Udienze nel 2026 per una storia lunga e ingarbugliata. In primo grado Ato3 è stata condannata a pagarne 19 a Messinambiente
MESSINA – “Da un minimo di 36 milioni di euro, passando per 55 milioni fino a un massimo di 99”. Così ha parlato il capogruppo di Fratelli d’Italia Libero Gioveni soltanto pochi giorni fa, annunciando che la seconda commissione consiliare, presieduta da Margherita Milazzo, avrebbe ospitato nella seduta odierna il “caso” Ato3-Messinambiente. Si tratta di due procedimenti legali aperti da tempo e per cui, ha spiegato il consigliere “il Comune rischia di pagare un debito potenziale” che appunto potrebbe salire fino a quasi 100 milioni.
Già lunedì scorso si è parlato in commissione, con l’esperto del sindaco, l’avvocato Francesco Saija, dei 19 milioni di euro che Ato3, di cui il Comune è socio unico, dovrà versare a Messinambiente secondo quanto deciso dalla sentenza di primo grado.

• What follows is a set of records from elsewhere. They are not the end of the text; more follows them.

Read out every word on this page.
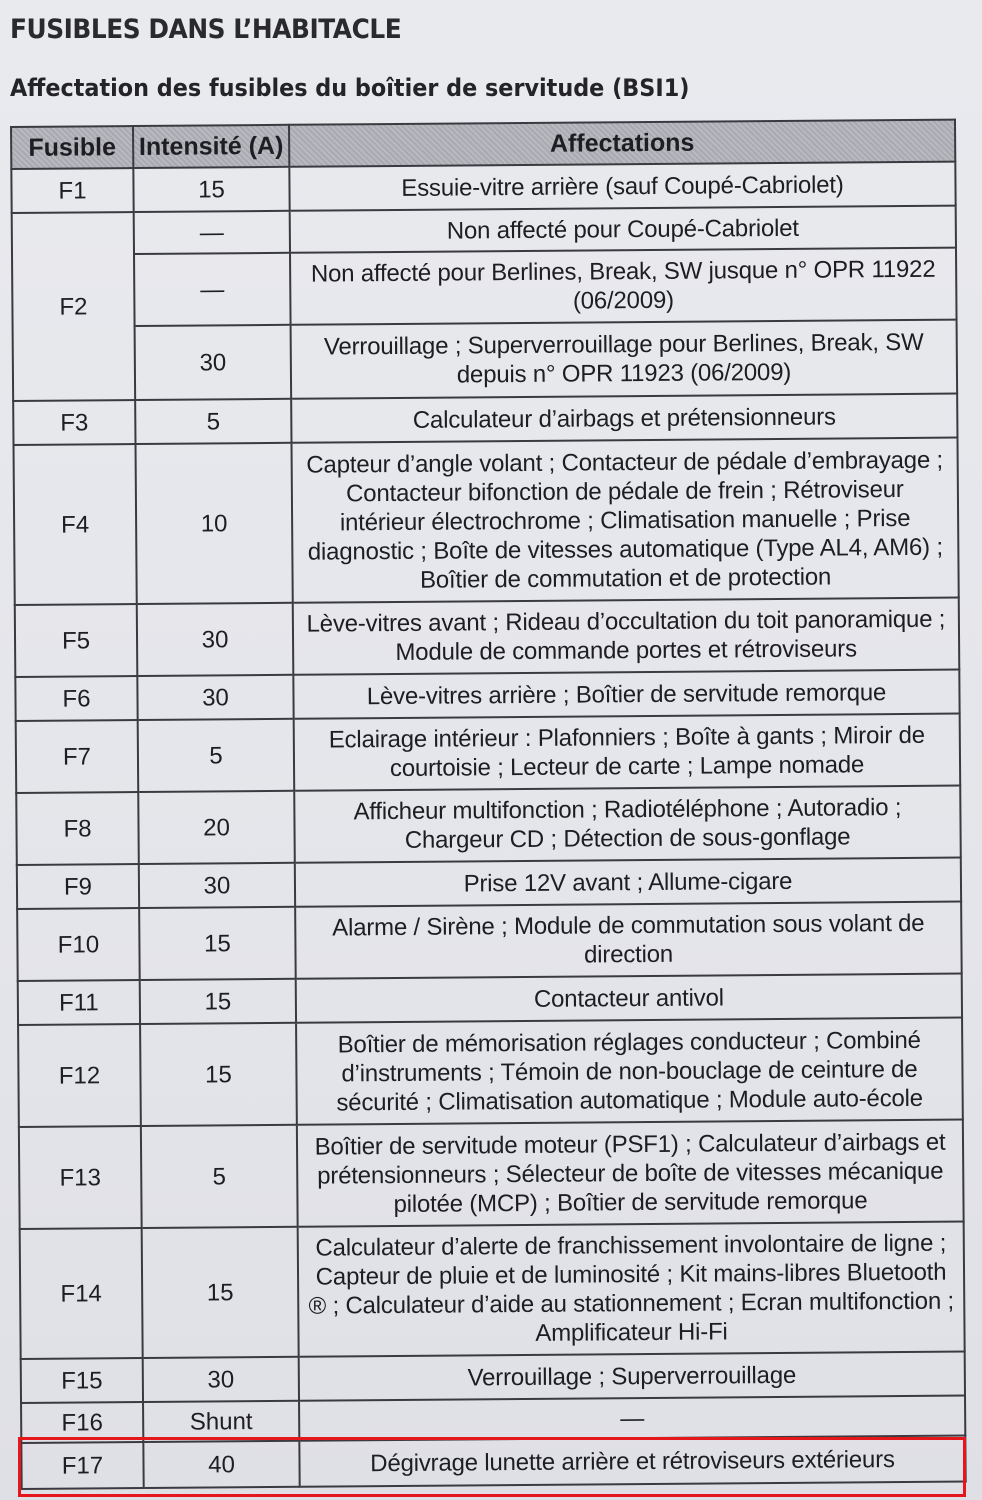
FUSIBLES DANS L’HABITACLE
Affectation des fusibles du boîtier de servitude (BSI1)
Fusible	Intensité (A)	Affectations
F1	15	Essuie-vitre arrière (sauf Coupé-Cabriolet)
F2	—	Non affecté pour Coupé-Cabriolet
	—	Non affecté pour Berlines, Break, SW jusque n° OPR 11922 (06/2009)
	30	Verrouillage ; Superverrouillage pour Berlines, Break, SW depuis n° OPR 11923 (06/2009)
F3	5	Calculateur d’airbags et prétensionneurs
F4	10	Capteur d’angle volant ; Contacteur de pédale d’embrayage ; Contacteur bifonction de pédale de frein ; Rétroviseur intérieur électrochrome ; Climatisation manuelle ; Prise diagnostic ; Boîte de vitesses automatique (Type AL4, AM6) ; Boîtier de commutation et de protection
F5	30	Lève-vitres avant ; Rideau d’occultation du toit panoramique ; Module de commande portes et rétroviseurs
F6	30	Lève-vitres arrière ; Boîtier de servitude remorque
F7	5	Eclairage intérieur : Plafonniers ; Boîte à gants ; Miroir de courtoisie ; Lecteur de carte ; Lampe nomade
F8	20	Afficheur multifonction ; Radiotéléphone ; Autoradio ; Chargeur CD ; Détection de sous-gonflage
F9	30	Prise 12V avant ; Allume-cigare
F10	15	Alarme / Sirène ; Module de commutation sous volant de direction
F11	15	Contacteur antivol
F12	15	Boîtier de mémorisation réglages conducteur ; Combiné d’instruments ; Témoin de non-bouclage de ceinture de sécurité ; Climatisation automatique ; Module auto-école
F13	5	Boîtier de servitude moteur (PSF1) ; Calculateur d’airbags et prétensionneurs ; Sélecteur de boîte de vitesses mécanique pilotée (MCP) ; Boîtier de servitude remorque
F14	15	Calculateur d’alerte de franchissement involontaire de ligne ; Capteur de pluie et de luminosité ; Kit mains-libres Bluetooth ® ; Calculateur d’aide au stationnement ; Ecran multifonction ; Amplificateur Hi-Fi
F15	30	Verrouillage ; Superverrouillage
F16	Shunt	—
F17	40	Dégivrage lunette arrière et rétroviseurs extérieurs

Rischi potenziali per il Comune di Messina
Ma ci sono altri rischi? Potenzialmente sì, perché Ato3 dopo il primo grado ha presentato appello al tribunale di Palermo. Poi, però, c’è anche la seconda causa partita il 5 febbraio 2024. I curatori del fallimento di Messinambiente hanno citato in giudizio il Comune davanti al tribunale di Palermo “per richiedere il risarcimento danni, asseritamente patiti dalla massa dei creditori della Messinambiente SpA, per la lesione che sarebbe stata arrecata all’integrità del patrimonio sociale della società fallita”.
Quasi 80 milioni di euro di crediti
Nell’elenco dei crediti avanzati si parla di un totale di quasi 80 milioni di euro, tra cui anche i “17,8 milioni di euro che il Consiglio ha approvato come debito fuori bilancio il 17 ottobre 2017 e mai liquidato”. Da qui “la perizia presentata dal CTU” per un importo di 36 milioni di euro. Una cifra inferiore a 80 che potrebbe, quindi, essere “accettata” dal Comune.

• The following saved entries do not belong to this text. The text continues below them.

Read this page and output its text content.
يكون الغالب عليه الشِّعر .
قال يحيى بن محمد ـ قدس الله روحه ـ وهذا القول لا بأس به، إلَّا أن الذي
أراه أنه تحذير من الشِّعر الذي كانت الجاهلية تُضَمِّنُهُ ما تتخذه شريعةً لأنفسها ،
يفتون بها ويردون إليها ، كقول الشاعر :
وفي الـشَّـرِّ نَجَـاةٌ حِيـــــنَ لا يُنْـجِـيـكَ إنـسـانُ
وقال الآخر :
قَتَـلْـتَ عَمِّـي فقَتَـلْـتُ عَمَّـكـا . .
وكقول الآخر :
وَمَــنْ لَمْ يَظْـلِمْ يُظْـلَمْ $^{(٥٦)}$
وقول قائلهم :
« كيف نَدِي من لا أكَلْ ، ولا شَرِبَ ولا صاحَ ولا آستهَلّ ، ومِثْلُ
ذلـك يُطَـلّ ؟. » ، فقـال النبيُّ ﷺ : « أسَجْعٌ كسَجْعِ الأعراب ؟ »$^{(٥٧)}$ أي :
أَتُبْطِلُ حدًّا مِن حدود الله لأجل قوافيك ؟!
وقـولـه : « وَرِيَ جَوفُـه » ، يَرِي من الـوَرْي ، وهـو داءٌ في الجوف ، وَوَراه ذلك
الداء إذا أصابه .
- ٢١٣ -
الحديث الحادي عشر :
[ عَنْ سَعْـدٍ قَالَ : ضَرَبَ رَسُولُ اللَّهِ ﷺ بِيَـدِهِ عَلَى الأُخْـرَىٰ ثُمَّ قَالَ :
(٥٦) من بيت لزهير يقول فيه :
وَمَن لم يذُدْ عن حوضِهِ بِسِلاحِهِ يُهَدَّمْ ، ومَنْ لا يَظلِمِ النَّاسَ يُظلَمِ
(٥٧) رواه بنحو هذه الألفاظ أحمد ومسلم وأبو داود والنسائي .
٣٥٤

Delia: “Le udienze ad aprile e a luglio 2026”
A ripercorrere l’intera vicenda in aula, al fianco dell’assessore Roberto Cicala, è stato l’avvocato difensore del Comune di Messina in queste due cause, Santi Delia. Che dopo un lungo excursus in cui ha spiegato le origini delle due cause, pur cauto ha ammesso che la vicenda ha comunque dei rischi, visto che si parla in totale di quasi 100 milioni. Poi ha spiegato che le udienze sono previste tra diversi mesi: quella a Palermo con Messinambiente nell’aprile 2026 e quella con Ato3 il 9 luglio 2026.
Cicala, inoltre, ha spiegato che nel fondo contenzioso, come da norme, erano stati stanziati “21 o 22 milioni”. Insomma, la vicenda è ingarbugliata e i tempi sono lunghi. Saranno i tribunali a decidere come si concluderà la storia di Ato3 e Messiambiente.